Conservateur. Suiveur. Protectionniste. Voire anachronique. Les pires épithètes ont fusé à propos de l’horlogerie pour qualifier son approche du digital.
Certes, l’univers tactile et sensuel de la belle horlogerie n’est pas le mieux placé pour vibrer au son des 0 et des 1 promis par l’ère digitale. On lui donnera au moins cette excuse pour n’être que le distant suiveur de la révolution numérique. Ces deux mondes auraient d’ailleurs pu s’ignorer encore longtemps si quelqu’un n’en avait pas décidé autrement. Qui? Le client.


Paradoxe horloger
A ce tournant de siècle, l’horlogerie a donc enfin pris (en marche) le train du numérique. Il était temps : pour une industrie qui déploie sans cesse ses capacités d’innovation, rester au bord de la route digitale eut été inconcevable.
Malgré cette prise de conscience tardive, l’horlogerie n’accuse pas véritablement de retard en la matière. Les technologies sont encore jeunes, les usages s’implantent, les habitudes naissantes. Cette immaturité relative permet d’ailleurs à certains retardataires du secteur de justifier leur attentisme. Viendront-elles aussi, un jour, à la communication digitale ?

Pour Dorothée Henrio, Directrice Marketing à la manufacture Roger Dubuis, c’est une évidence : « C’est incontournable, rentré dans les habitudes. Même si nous n’en sommes qu’au début, il faut y être, pour une raison très simple : cela permet d’être plus visible ».


Audace numérique
A en croire cette vision, le digital serait une porte que l’on décide de pousser ou non. L’expérience numérique de la manufacture Roger Dubuis, l’une des plus abouties du secteur horloger, démontre le contraire. « La stratégie est aussi importante que l’exécution. Il faut être capable de venir avec sa propre approche, sa propre vision, et savoir la décliner sur les bons canaux », poursuit Dorothée Henrio.

 

"Nous pouvons surprendre nos publics, oser certaines choses que d’autres maisons séculaires ne pourraient pas se permettre »

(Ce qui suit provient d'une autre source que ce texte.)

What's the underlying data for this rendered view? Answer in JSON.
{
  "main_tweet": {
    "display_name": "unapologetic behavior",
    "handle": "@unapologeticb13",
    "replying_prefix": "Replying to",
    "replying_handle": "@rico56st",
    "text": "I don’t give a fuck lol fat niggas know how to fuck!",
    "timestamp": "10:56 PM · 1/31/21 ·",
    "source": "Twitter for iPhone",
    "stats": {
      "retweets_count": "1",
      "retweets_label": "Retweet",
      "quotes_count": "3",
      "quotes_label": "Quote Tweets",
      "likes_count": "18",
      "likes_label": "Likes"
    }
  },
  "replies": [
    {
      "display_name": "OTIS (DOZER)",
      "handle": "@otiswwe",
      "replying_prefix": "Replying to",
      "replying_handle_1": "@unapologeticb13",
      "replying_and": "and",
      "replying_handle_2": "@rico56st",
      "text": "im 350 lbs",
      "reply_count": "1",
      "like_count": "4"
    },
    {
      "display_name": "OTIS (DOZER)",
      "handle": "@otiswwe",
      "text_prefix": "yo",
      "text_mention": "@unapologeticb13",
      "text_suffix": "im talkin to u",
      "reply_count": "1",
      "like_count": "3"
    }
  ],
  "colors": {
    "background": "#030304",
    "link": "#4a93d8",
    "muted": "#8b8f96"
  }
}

En d’autres termes, il faut nécessairement se distinguer. A cet exercice, la manufacture Roger Dubuis jouit de deux privilèges non négligeables. Le premier est son jeune âge : « Nous sommes une jeune marque, très dynamique. Cela nous ouvre un vaste territoire de communication. Nous pouvons surprendre nos publics, oser certaines choses que d’autres maisons séculaires ne pourraient pas se permettre », admet Nicolas Fermont, Head of Communication.

Ensuite, Roger Dubuis appartient au groupe Richemont, lequel favorise considérablement la diffusion du digital en son sein. Formations, échanges de ‘best practice’, conventions, création d’un Digital Institute : tout est mis en œuvre pour permettre aux marques d’être dans la performance numérique.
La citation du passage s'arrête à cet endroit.